[Rutherford]

The 5. part of the second problem is problematic for me: http://icho2014.hus.edu.vn/document/01-24-2014%20IChO46-Preparatory.pdf so I would like if someone can check whether the radii are 0.9Å and 1.67Å for Li⁺ and Cl^- respectively. I am unsure because of part 5.2. as both values are far away from experimental ones.

[curiouscat]

I get 1.81 Å for Cl-. Kind of close to the expt. value.

For Li+ I get 0.75 Å.  That's 20% off.

Did you assume fcc or bcc? That might be the crux.
 

[CrazyAssasin]

I got 1.81 and 0.75 too

[Rutherford]

I assumed fcc, shouldn't I?

[curiouscat]

I assumed fcc, shouldn't I?

fcc is good. I did too. Wonder where you went wrong.

Show your working maybe?

[Rutherford]

Okay, the 5.14Å is the diagonal of the octahedron which is equal to:
1° d=2(r_Cl+r_Li)
Volume of the octahedron is:
V=sqrt(2)/3*a³ (a is the edge of the octahedron which is equal to d/sqrt(2)). I calculated V to be 22.6ų. V can be calculated also from:
2° V=V_Cl+V_Li=4/3π(r_Cl³+r_Li³)
Solving 1° and 2°, I got the answers I wrote  .

[curiouscat]

V can be calculated also from:
2° V=V_Cl+V_Li

I don't think you can use this 2°. That's your error (I think).

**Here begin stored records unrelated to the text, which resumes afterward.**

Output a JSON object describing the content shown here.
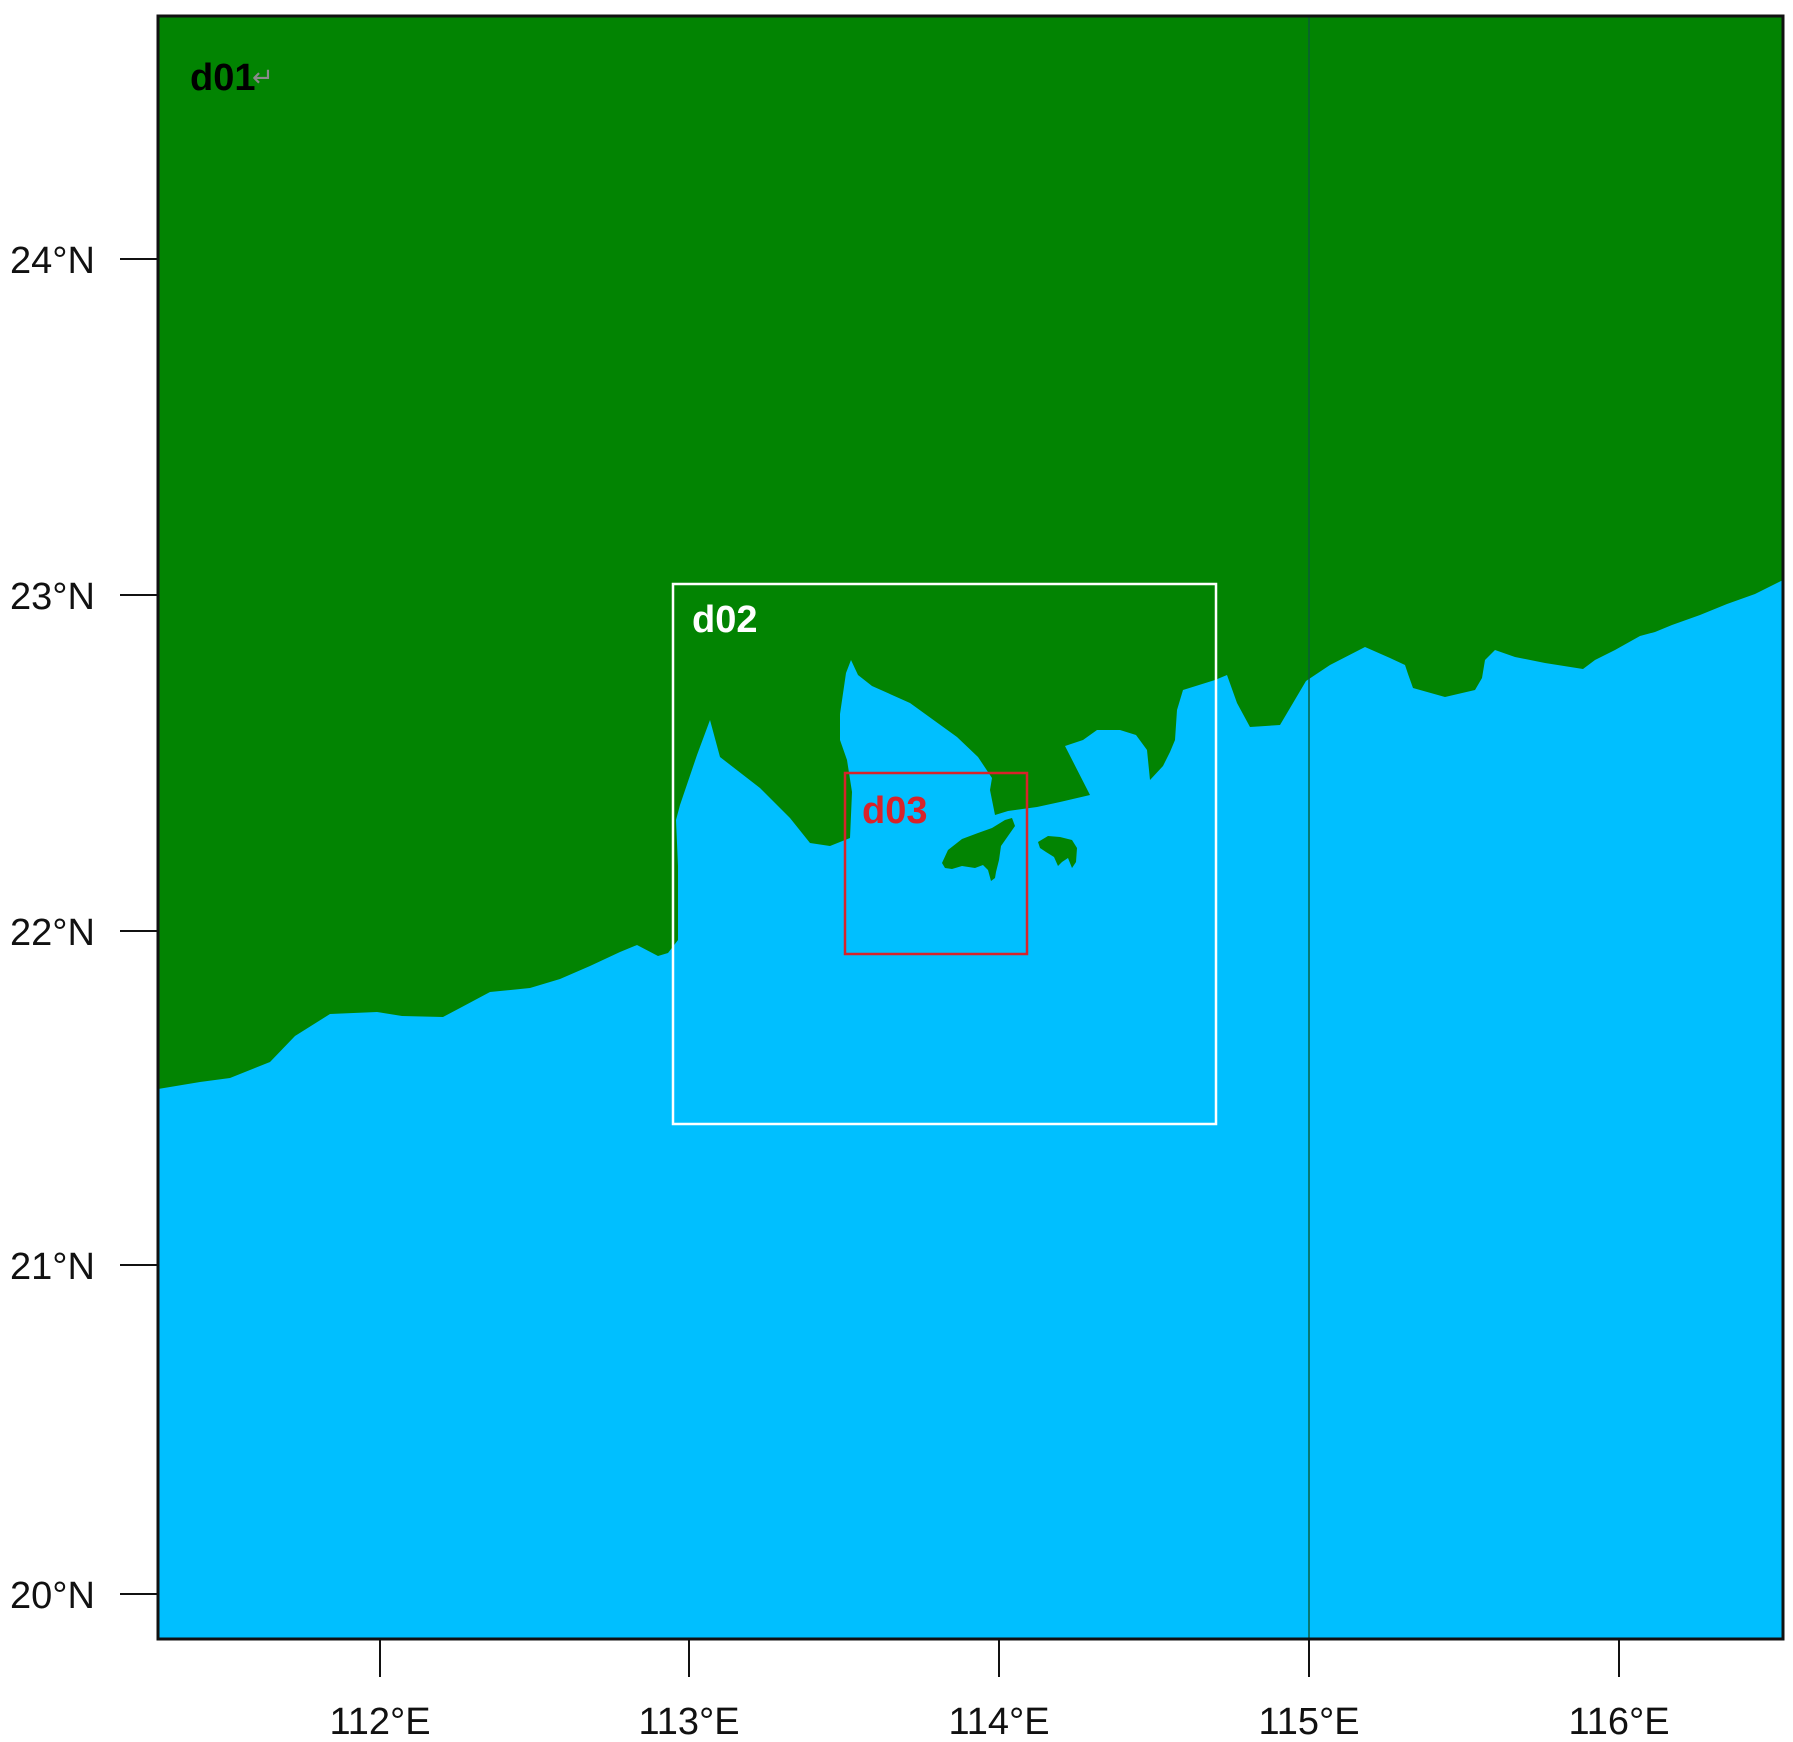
{
  "map": {
    "colors": {
      "land": "#028402",
      "ocean": "#00BFFF",
      "frame": "#111111",
      "gridline": "#0a5a3a",
      "d01_label": "#000000",
      "d02_box": "#ffffff",
      "d03_box": "#d8232a"
    },
    "domains": [
      {
        "id": "d01",
        "label": "d01",
        "return_mark": "↵"
      },
      {
        "id": "d02",
        "label": "d02",
        "lon_range": [
          112.95,
          114.7
        ],
        "lat_range": [
          21.42,
          23.04
        ]
      },
      {
        "id": "d03",
        "label": "d03",
        "lon_range": [
          113.5,
          114.09
        ],
        "lat_range": [
          21.93,
          22.48
        ]
      }
    ],
    "lat_ticks": [
      "24°N",
      "23°N",
      "22°N",
      "21°N",
      "20°N"
    ],
    "lon_ticks": [
      "112°E",
      "113°E",
      "114°E",
      "115°E",
      "116°E"
    ],
    "meridian_gridline": "115°E"
  }
}
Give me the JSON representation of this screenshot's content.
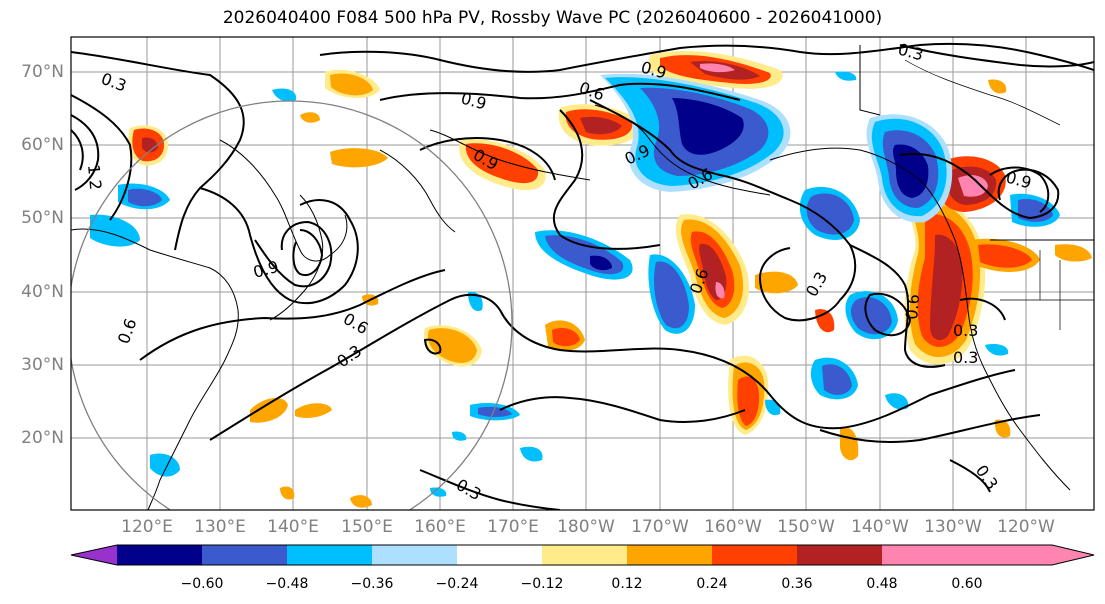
{
  "title": "2026040400 F084 500 hPa PV, Rossby Wave PC (2026040600 - 2026041000)",
  "lat_labels": [
    "70°N",
    "60°N",
    "50°N",
    "40°N",
    "30°N",
    "20°N"
  ],
  "lon_labels": [
    "120°E",
    "130°E",
    "140°E",
    "150°E",
    "160°E",
    "170°E",
    "180°W",
    "170°W",
    "160°W",
    "150°W",
    "140°W",
    "130°W",
    "120°W"
  ],
  "colorbar": {
    "ticks": [
      "−0.60",
      "−0.48",
      "−0.36",
      "−0.24",
      "−0.12",
      "0.12",
      "0.24",
      "0.36",
      "0.48",
      "0.60"
    ],
    "colors": [
      "#9932CC",
      "#00008B",
      "#3A5ACD",
      "#00BFFF",
      "#ADDFFF",
      "#FFFFFF",
      "#FFEB8A",
      "#FFA500",
      "#FF4000",
      "#B22222",
      "#FF85B0",
      "#FF85B0"
    ]
  },
  "contour_labels": [
    "0.3",
    "0.3",
    "0.3",
    "0.3",
    "0.3",
    "0.3",
    "0.3",
    "0.3",
    "0.6",
    "0.6",
    "0.6",
    "0.6",
    "0.6",
    "0.6",
    "0.9",
    "0.9",
    "0.9",
    "0.9",
    "0.9",
    "0.9",
    "1.2"
  ]
}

This assumes a void fraction of zero. Perfect packing is impossible in crystals. Ion volumes never add up to a unit cell volume. Assuming close contact (like you did in 1° is more reasonable)

[CrazyAssasin]

5.14Å is the length of the edge, not of the diagonal

[curiouscat]

5.14Å is the length of the edge, not of the diagonal

No that's fine. Edge of cube is diagonal of octahedron.

[Rutherford]

V can be calculated also from:
2° V=V_Cl+V_Li

I don't think you can use this 2°. That's your error (I think).

This assumes a void fraction of zero. Perfect packing is impossible in crystals. Ion volumes never add up to a unit cell volume. Assuming close contact (like you did in 1° is more reasonable)

Yes. What's the other equation? I can think only of 1°.

[curiouscat]

Yes. What's the other equation? I can think only of 1°.

Think harder. 

Hint: Along the cubes face-diagonal Cl- ions must contact. Right?

[Rutherford]

Right. Thanks, I got the right answer.

[curiouscat]

Right. Thanks, I got the right answer.

Glad.

I like these questions you've been posting. They are fun but not drudgery.

[Rutherford]

I plugged the correct values 1.82 and 0.75 Å into equation 2° and I got a volume of 27ų which is bigger than the one calculated using the edge length of the octahedron. Seems like the error where I overview the packing efficiency isn't the only one. Something else was wrong there, too and I don't know what .

[curiouscat]

I plugged the correct values 1.82 and 0.75 Å into equation 2° and I got a volume of 27ų which is bigger than the one calculated using the edge length of the octahedron. Seems like the error where I overview the packing efficiency isn't the only one. Something else was wrong there, too and I don't know what .

Of course. Your octahedron doesn't really contain one full atom of both. That's why. Look at this figure.



Why would you think one full atom of Li & Cl is fully inside the octahedron?

If you did want to do this try for the full cube. It ought to have one full Li atom & 8 vertex Cl- atoms (each contributing 1/8th ) plus 6 face center Cl- atoms (each contributing 1/2).

That's a total of 1 Li & 1+3 = 4 Cl atoms. The volume together is 1(1.76) + 4(25.2)≈102 ų

Compare to cube volume = 5.14³ =136 ų

That'd yield a void fraction of 34/136 = 0.25.  Pretty close to what's expected I'd hope?